なみえアート!第5弾は「のれん」 色彩あふれる祭礼の思い出

 
「藤橋不動尊の不動市」と「豊かな食文化への誇り」をテーマにしたアートのれんと関係者

 浪江町各地に絵画のアート作品を飾り、浪江の記憶と未来をつなぐ「なみえアートプロジェクト『なみえの記憶・なみえの未来』」の第5弾作品が28日、同町藤橋のhaccoba(ハッコウバ)浪江醸造所に掲示された。今回は二つの作品をアートのれんに仕上げており、現地で行われたお披露目式で関係者が完成を祝った。

 同プロジェクトは一般社団法人NoMAラボ(南相馬市)が、知的障害があるアーティストの作品を手がけるヘラルボニー(岩手県)と協力して展開している。今回は「藤橋不動尊の不動市」と「豊かな食文化への誇り」をテーマとした。不動市は同町藤橋地区で行われていた春の風物詩で、にぎやかな祭礼の思い出を色彩あふれるアートで表現している。
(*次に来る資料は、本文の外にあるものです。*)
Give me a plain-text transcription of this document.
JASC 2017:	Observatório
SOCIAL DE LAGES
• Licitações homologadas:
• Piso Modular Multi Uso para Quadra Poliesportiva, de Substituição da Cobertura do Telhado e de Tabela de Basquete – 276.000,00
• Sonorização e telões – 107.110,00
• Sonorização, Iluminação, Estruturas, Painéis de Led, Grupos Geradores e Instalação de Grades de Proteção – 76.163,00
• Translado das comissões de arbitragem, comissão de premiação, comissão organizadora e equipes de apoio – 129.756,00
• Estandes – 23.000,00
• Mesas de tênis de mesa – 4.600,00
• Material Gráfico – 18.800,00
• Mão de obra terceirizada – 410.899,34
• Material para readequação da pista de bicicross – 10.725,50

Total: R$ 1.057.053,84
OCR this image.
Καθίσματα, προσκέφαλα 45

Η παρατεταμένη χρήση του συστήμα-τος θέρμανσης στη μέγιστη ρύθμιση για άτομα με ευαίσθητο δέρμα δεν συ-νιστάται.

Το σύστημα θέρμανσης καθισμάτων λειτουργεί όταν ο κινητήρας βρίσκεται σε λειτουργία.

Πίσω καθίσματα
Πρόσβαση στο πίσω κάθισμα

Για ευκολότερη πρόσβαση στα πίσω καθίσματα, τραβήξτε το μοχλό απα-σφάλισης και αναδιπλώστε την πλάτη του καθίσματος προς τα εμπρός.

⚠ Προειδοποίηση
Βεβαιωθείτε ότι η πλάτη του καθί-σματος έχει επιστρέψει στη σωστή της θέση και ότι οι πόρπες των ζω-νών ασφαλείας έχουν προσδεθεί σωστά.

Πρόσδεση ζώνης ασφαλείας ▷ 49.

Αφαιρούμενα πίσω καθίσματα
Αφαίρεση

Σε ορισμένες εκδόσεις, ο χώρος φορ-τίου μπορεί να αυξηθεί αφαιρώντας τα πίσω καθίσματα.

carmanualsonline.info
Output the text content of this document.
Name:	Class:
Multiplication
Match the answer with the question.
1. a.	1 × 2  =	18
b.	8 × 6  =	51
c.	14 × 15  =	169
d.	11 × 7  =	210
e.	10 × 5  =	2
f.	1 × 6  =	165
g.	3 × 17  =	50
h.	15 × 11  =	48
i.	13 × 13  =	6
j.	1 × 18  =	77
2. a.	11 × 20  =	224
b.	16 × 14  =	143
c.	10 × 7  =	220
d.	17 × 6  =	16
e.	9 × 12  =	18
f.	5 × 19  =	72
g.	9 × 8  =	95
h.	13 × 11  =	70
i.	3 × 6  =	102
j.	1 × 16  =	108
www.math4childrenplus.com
 掲示場所の醸造所は、南相馬市小高区を中心に新しいジャンルの酒「クラフトサケ」を製造しているハッコウバの浪江町での製造拠点で、作品に描かれた風景が再び実現する思いを込めてのれんに掲げた。「豊かな食文化への誇り」は、多様な食文化をちりばめた水玉で表現しており、ハッコウバはこの作品をイメージしたクラフト酒「Fuuu!do(フード)」を醸造した。

 フードはホエイをコメと発酵させた酒で、ヨーグルトのような爽やかな甘酸っぱさが特徴の仕上がりとなった。500ミリリットルの単品で2860円、「豊かな食文化への誇り」をデザインしたアートハンカチとのセットは4620円で販売している。